PRT training can be taken at different centers around the country offering it. It often entails training for parents and other relative support materials needed for mastering the technique.

Is their Evidence that PRT is Effective?

The evidence makes it clear that PRT is an effective behavioral treatment for the autistic. It's one of the most studied and confirmed treatments used in autism, as a whole.

There are over two dozen research papers indicating that PRT helps in the communication abilities of a large segment of kids that have autism. The majority of them focus on PRT as professional therapists prescribe it in individual sessions.

Some of the others hone in PRT as it's provided in student groups by teachers and parents. One recent study shows that cognitive abilities that are related to communication can improve significantly with PRT.

What are the Three Components of PRT?

PRT comprises three primary components, which are antecedent, behavior, and consequence. All three can be utilized at school, in a clinic, or at home.
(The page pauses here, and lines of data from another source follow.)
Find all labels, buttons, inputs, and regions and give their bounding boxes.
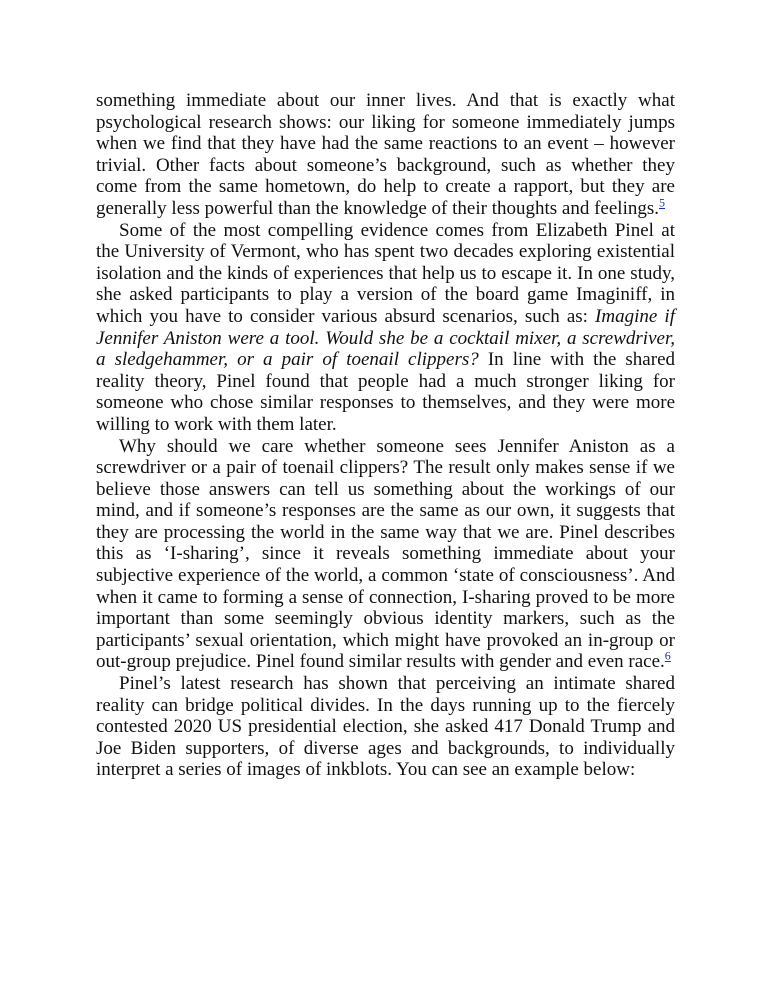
footnote-link[interactable]: 5 (659, 195, 665, 210)
italic-text: Imagine if Jennifer Aniston were a tool. Would she be a cocktail mixer, a screwdriver, a sledgehammer, or a pair of toenail clippers? (96, 305, 675, 371)
footnote-link[interactable]: 6 (664, 649, 671, 664)
paragraph (96, 436, 675, 674)
paragraph-text: In line with the shared reality theory, Pinel found that people had a much stronger liking for someone who chose similar responses to themselves, and they were more willing to work with them later. (96, 349, 676, 435)
paragraph-text: Why should we care whether someone sees Jennifer Aniston as a screwdriver or a pair of toenail clippers? The result only makes sense if we believe those answers can tell us something about the workings of our mind, and if someone’s responses are the same as our own, it suggests that they are processing the world in the same way that we are. Pinel describes this as ‘I-sharing’, since it reveals something immediate about your subjective experience of the world, a common ‘state of consciousness’. And when it came to forming a sense of connection, I-sharing proved to be more important than some seemingly obvious identity markers, such as the participants’ sexual orientation, which might have provoked an in-group or out-group prejudice. Pinel found similar results with gender and even race. (96, 435, 675, 673)
paragraph (96, 673, 675, 781)
paragraph-text: something immediate about our inner lives. And that is exactly what psychological research shows: our liking for someone immediately jumps when we find that they have had the same reactions to an event – however trivial. Other facts about someone’s background, such as whether they come from the same hometown, do help to create a rapport, but they are generally less powerful than the knowledge of their thoughts and feelings. (96, 90, 675, 219)
paragraph (96, 90, 675, 220)
paragraph (96, 220, 675, 436)
page-body (96, 90, 675, 781)
paragraph-text: Pinel’s latest research has shown that perceiving an intimate shared reality can bridge political divides. In the days running up to the fiercely contested 2020 US presidential election, she asked 417 Donald Trump and Joe Biden supporters, of diverse ages and backgrounds, to individually interpret a series of images of inkblots. You can see an example below: (96, 673, 675, 781)
paragraph-text: Some of the most compelling evidence comes from Elizabeth Pinel at the University of Vermont, who has spent two decades exploring existential isolation and the kinds of experiences that help us to escape it. In one study, she asked participants to play a version of the board game Imaginiff, in which you have to consider various absurd scenarios, such as: (96, 219, 675, 327)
The three are sometimes abbreviated as ABC.

ABC is an important area for helping to understand a child's behavior and the way that it functions. When children are placed into ABA therapy or an equivalent program at their school, the staff will study these behaviors as they relate to the student.
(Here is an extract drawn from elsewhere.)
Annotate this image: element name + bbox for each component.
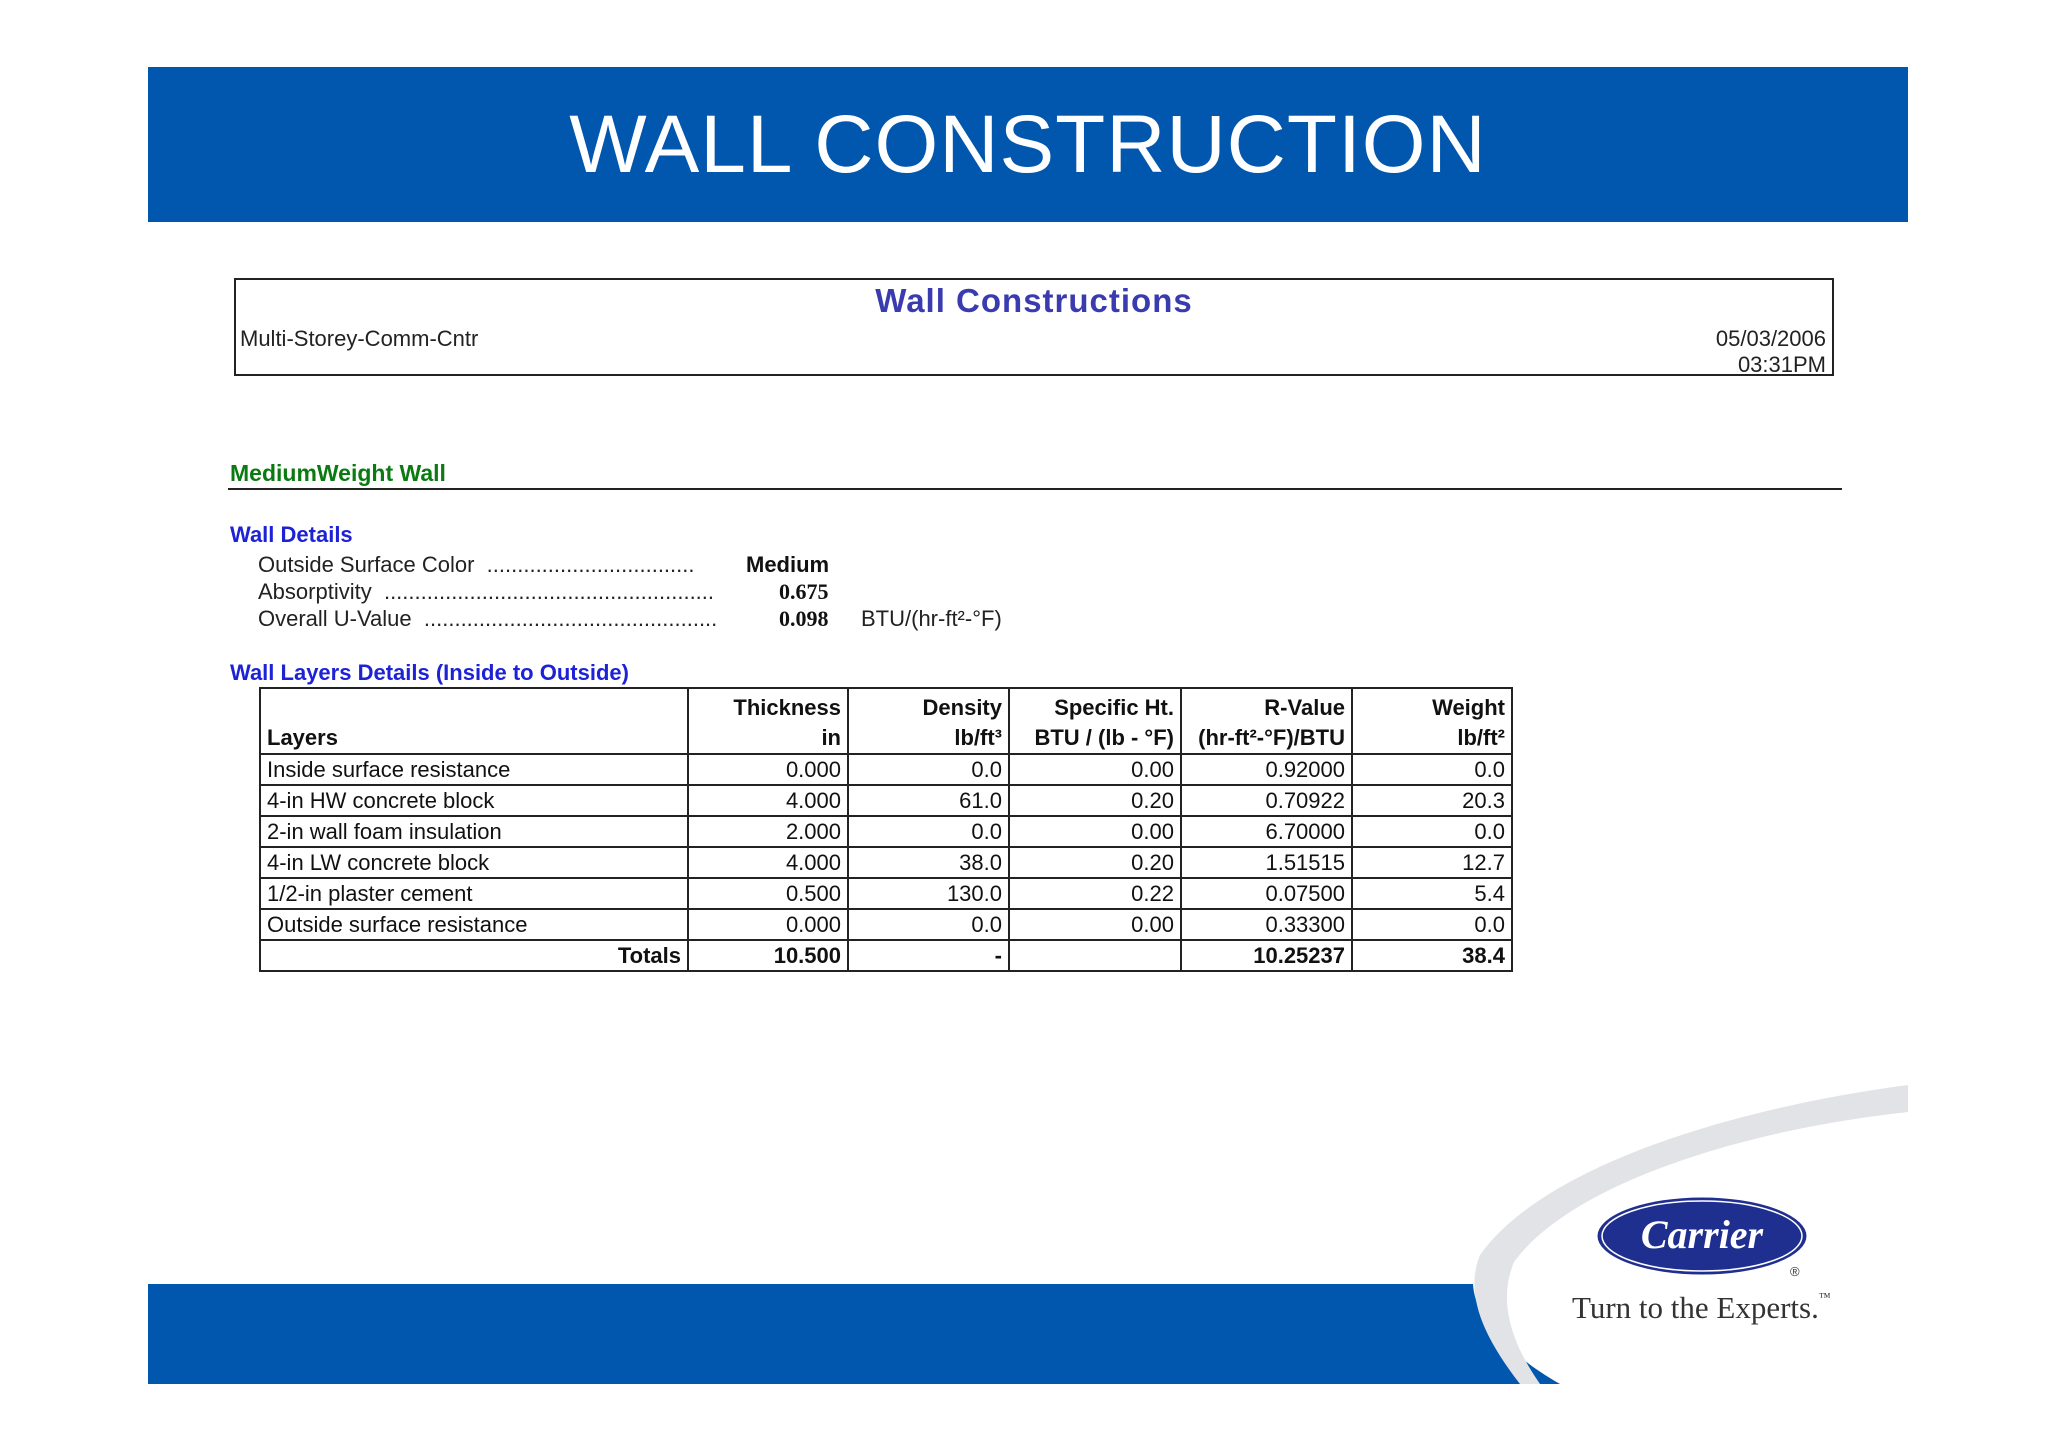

The antecedent is a reference to the activity that takes place before a child shows a behavior.

In some instances, the antecedent is the fundamental cause of a child's different behaviors.
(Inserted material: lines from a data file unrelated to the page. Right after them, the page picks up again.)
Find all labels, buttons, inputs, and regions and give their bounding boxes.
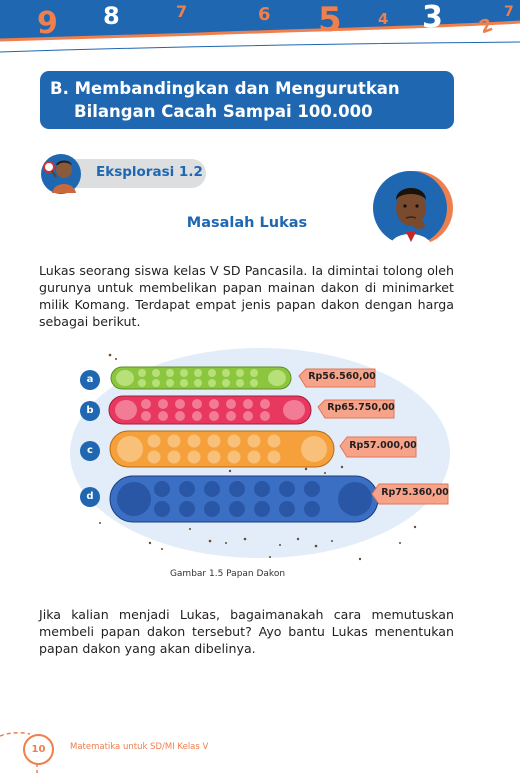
page-number: 10 [23, 734, 54, 765]
header-digit: 7 [504, 4, 514, 20]
header-curve [0, 40, 520, 60]
board-b-badge: b [80, 401, 100, 421]
intro-paragraph: Lukas seorang siswa kelas V SD Pancasila. Ia dimintai tolong oleh gurunya untuk membelikan papan mainan dakon di minimarket milik Komang. Terdapat empat jenis papan dakon dengan harga sebagai berikut. [39, 263, 454, 329]
question-paragraph: Jika kalian menjadi Lukas, bagaimanakah cara memutuskan membeli papan dakon tersebut? Ayo bantu Lukas menentukan papan dakon yang akan dibelinya. [39, 607, 454, 656]
header-digit: 9 [37, 6, 58, 41]
section-title-line-2: Bilangan Cacah Sampai 100.000 [74, 102, 373, 121]
board-a-price: Rp56.560,00 [308, 371, 376, 382]
exploration-label: Eksplorasi 1.2 [96, 164, 203, 180]
header-digit: 7 [176, 2, 188, 21]
student-magnifier-icon [40, 153, 82, 195]
board-d-price: Rp75.360,00 [381, 487, 449, 498]
board-c-price: Rp57.000,00 [349, 440, 417, 451]
lukas-portrait [372, 170, 456, 246]
header-digit: 3 [422, 0, 443, 35]
header-digit: 8 [103, 2, 120, 30]
problem-title: Masalah Lukas [186, 215, 308, 231]
board-c-badge: c [80, 441, 100, 461]
section-title [50, 77, 450, 123]
figure-caption: Gambar 1.5 Papan Dakon [169, 569, 286, 579]
board-b-price: Rp65.750,00 [327, 402, 395, 413]
header-digit: 5 [318, 0, 342, 40]
board-d-badge: d [80, 487, 100, 507]
dakon-boards-illustration [70, 343, 470, 568]
header-digit: 6 [258, 4, 271, 25]
board-a-badge: a [80, 370, 100, 390]
section-title-line-1: B. Membandingkan dan Mengurutkan [50, 79, 400, 98]
footer-book-title: Matematika untuk SD/MI Kelas V [70, 742, 209, 752]
header-digit: 4 [378, 10, 389, 28]
header-digit: 2 [476, 14, 496, 39]
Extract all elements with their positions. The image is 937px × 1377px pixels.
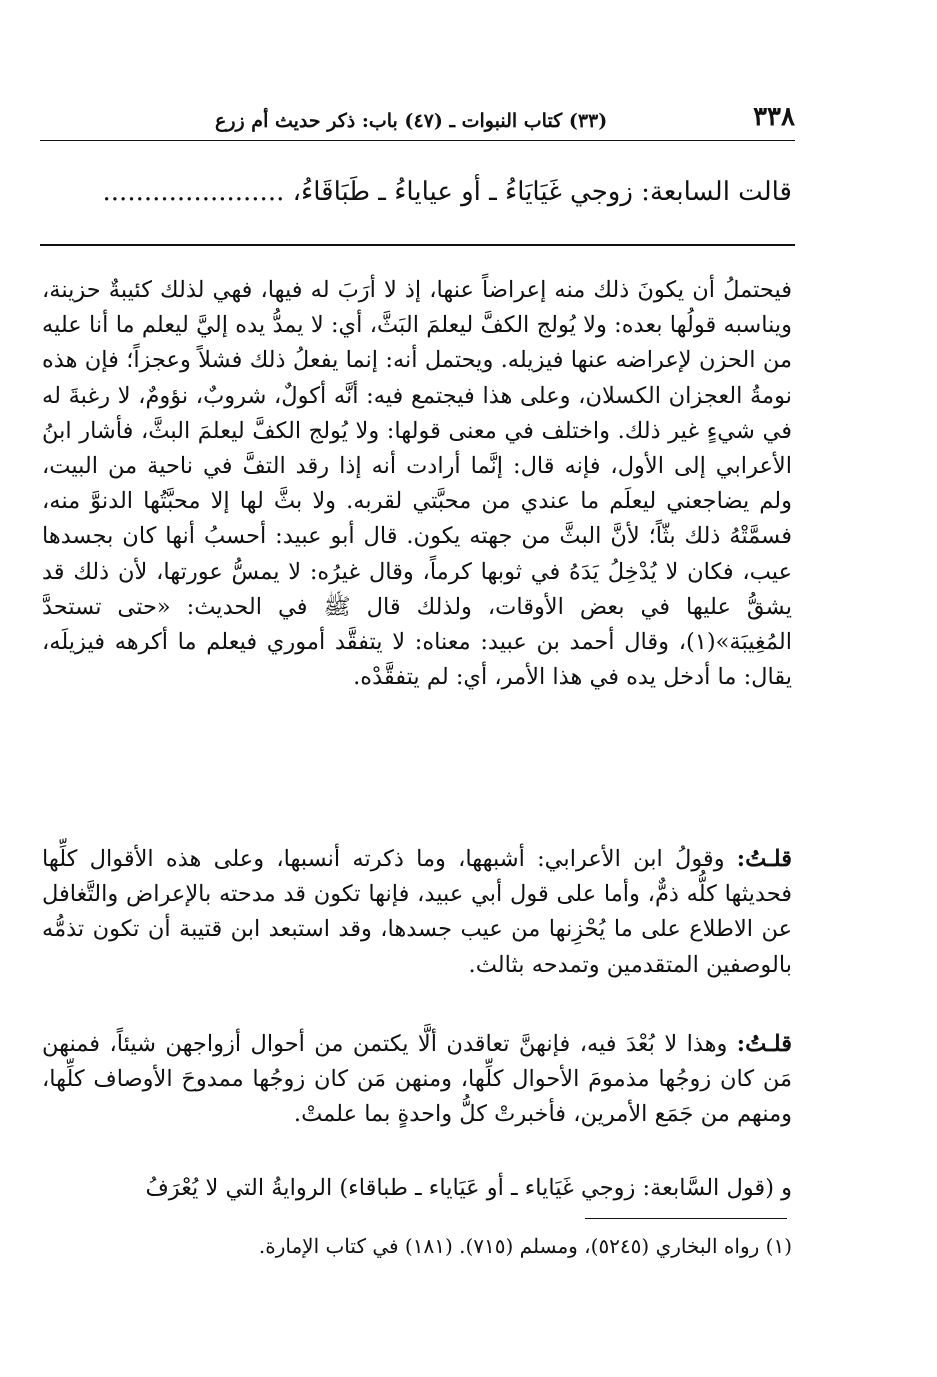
footnote-divider (585, 1218, 787, 1219)
header-title: (٣٣) كتاب النبوات ـ (٤٧) باب: ذكر حديث أم زرع (215, 110, 608, 132)
paragraph-lead: قلـتُ: (736, 1031, 792, 1057)
paragraph-4 (42, 1171, 792, 1206)
paragraph-3 (42, 1027, 792, 1133)
paragraph-text: فيحتملُ أن يكونَ ذلك منه إعراضاً عنها، إذ لا أرَبَ له فيها، فهي لذلك كئيبةٌ حزينة، ويناسبه قولُها بعده: ولا يُولج الكفَّ ليعلمَ البَثَّ، أي: لا يمدُّ يده إليَّ ليعلم ما أنا عليه من الحزن لإعراضه عنها فيزيله. ويحتمل أنه: إنما يفعلُ ذلك فشلاً وعجزاً؛ فإن هذه نومةُ العجزان الكسلان، وعلى هذا فيجتمع فيه: أنَّه أكولٌ، شروبٌ، نؤومٌ، لا رغبةَ له في شيءٍ غير ذلك. واختلف في معنى قولها: ولا يُولج الكفَّ ليعلمَ البثَّ، فأشار ابنُ الأعرابي إلى الأول، فإنه قال: إنَّما أرادت أنه إذا رقد التفَّ في ناحية من البيت، ولم يضاجعني ليعلَم ما عندي من محبَّتي لقربه. ولا بثَّ لها إلا محبَّتُها الدنوَّ منه، فسمَّتْهُ ذلك بثّاً؛ لأنَّ البثَّ من جهته يكون. قال أبو عبيد: أحسبُ أنها كان بجسدها عيب، فكان لا يُدْخِلُ يَدَهُ في ثوبها كرماً، وقال غيرُه: لا يمسُّ عورتها، لأن ذلك قد يشقُّ عليها في بعض الأوقات، ولذلك قال ﷺ في الحديث: «حتى تستحدَّ المُغِيبَة»(١)، وقال أحمد بن عبيد: معناه: لا يتفقَّد أموري فيعلم ما أكرهه فيزيلَه، يقال: ما أدخل يده في هذا الأمر، أي: لم يتفقَّدْه. (42, 277, 792, 691)
paragraph-text: و (قول السَّابعة: زوجي غَيَاياء ـ أو عَيَاياء ـ طباقاء) الروايةُ التي لا يُعْرَفُ (145, 1175, 792, 1201)
running-header (40, 100, 795, 141)
section-heading: قالت السابعة: زوجي غَيَايَاءُ ـ أو عياياءُ ـ طَبَاقَاءُ، ...................... (102, 177, 792, 207)
paragraph-text: وقولُ ابن الأعرابي: أشبهها، وما ذكرته أنسبها، وعلى هذه الأقوال كلِّها فحديثها كلُّه ذمٌّ، وأما على قول أبي عبيد، فإنها تكون قد مدحته بالإعراض والتَّغافل عن الاطلاع على ما يُحْزِنها من عيب جسدها، وقد استبعد ابن قتيبة أن تكون تذمُّه بالوصفين المتقدمين وتمدحه بثالث. (42, 846, 792, 978)
footnote: (١) رواه البخاري (٥٢٤٥)، ومسلم (٧١٥). (١٨١) في كتاب الإمارة. (258, 1234, 792, 1258)
paragraph-text: وهذا لا بُعْدَ فيه، فإنهنَّ تعاقدن ألَّا يكتمن من أحوال أزواجهن شيئاً، فمنهن مَن كان زوجُها مذمومَ الأحوال كلِّها، ومنهن مَن كان زوجُها ممدوحَ الأوصاف كلِّها، ومنهم من جَمَع الأمرين، فأخبرتْ كلُّ واحدةٍ بما علمتْ. (42, 1031, 792, 1128)
paragraph-1 (42, 273, 792, 695)
section-divider (40, 244, 795, 246)
paragraph-lead: قلـتُ: (736, 846, 792, 872)
page-number: ٣٣٨ (753, 102, 795, 132)
paragraph-2 (42, 842, 792, 983)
Behavior refers to a child's reactions as they occur after the antecedent takes place. The consequence follows the second behavior. When examining how it all progresses, it's easier to find out the functionalities of behaviors, helping therapists better learn why children behave in particular ways.

ABA therapists usually use ABC charts to help them understand certain behaviors and study their functions in different kids. By examining the entire whole, the therapist stands a better chance of comprehending the child's patterns of behavior.

In the end, it allows a better mapping out of a treatment plan for the entirety of their stay in a clinic. In a teacher's case, this would be for the whole school year.

How Much does Pivotal Response Training Cost?

The costs of PRT can vary from the kind of program sought out by parents, along with how it's used and the length of a child's stay at a clinic.

Parents can significantly lower the costs by learning the technique themselves, though materials needed to learn it, such as books and online courses, could also cost more than expected.

However, insurance companies could pick up much of the expenses, though this is heavily based on the insurer.

It's easy to find providers that do cover PRT in some states. In most instances, PRT is covered whenever ABA therapy is listed since it's often a part of the courses given to a child at a clinic.

Examples of PRT in ABA

Some brief examples of PRT are the following:

  • A child making a transition from one form of play to something different
  • Given children chores that they carry out every day
  • Different routines are expected from a child, such as making their bed before school
  • Eating during breakfast, lunch, and dinner

In a more detailed example, a teacher takes out a toy box with multiple figures inside including dolls, board games, and balls, all of which are liked by one child in particular.

The teacher asks the child that likes the toy box to pick something that they would like to play with. The child gestures to the one they want, pointing directly at it.

The teacher then asks the child if they wish to play with the doll, which is the one that was pointed to. The child is given a response by saying and nodding yes. Finally, they're rewarded with the doll.

In the example above, the teacher could take advantage of this situation by asking the child to give them more questions, such as the color hair of the doll, or even play with another doll to show them an appropriate way to handle it. But the important part of it all is that the child was motivated to take part in the selection.

steven zauderer

CEO of CrossRiverTherapy - a national ABA therapy company based in the USA.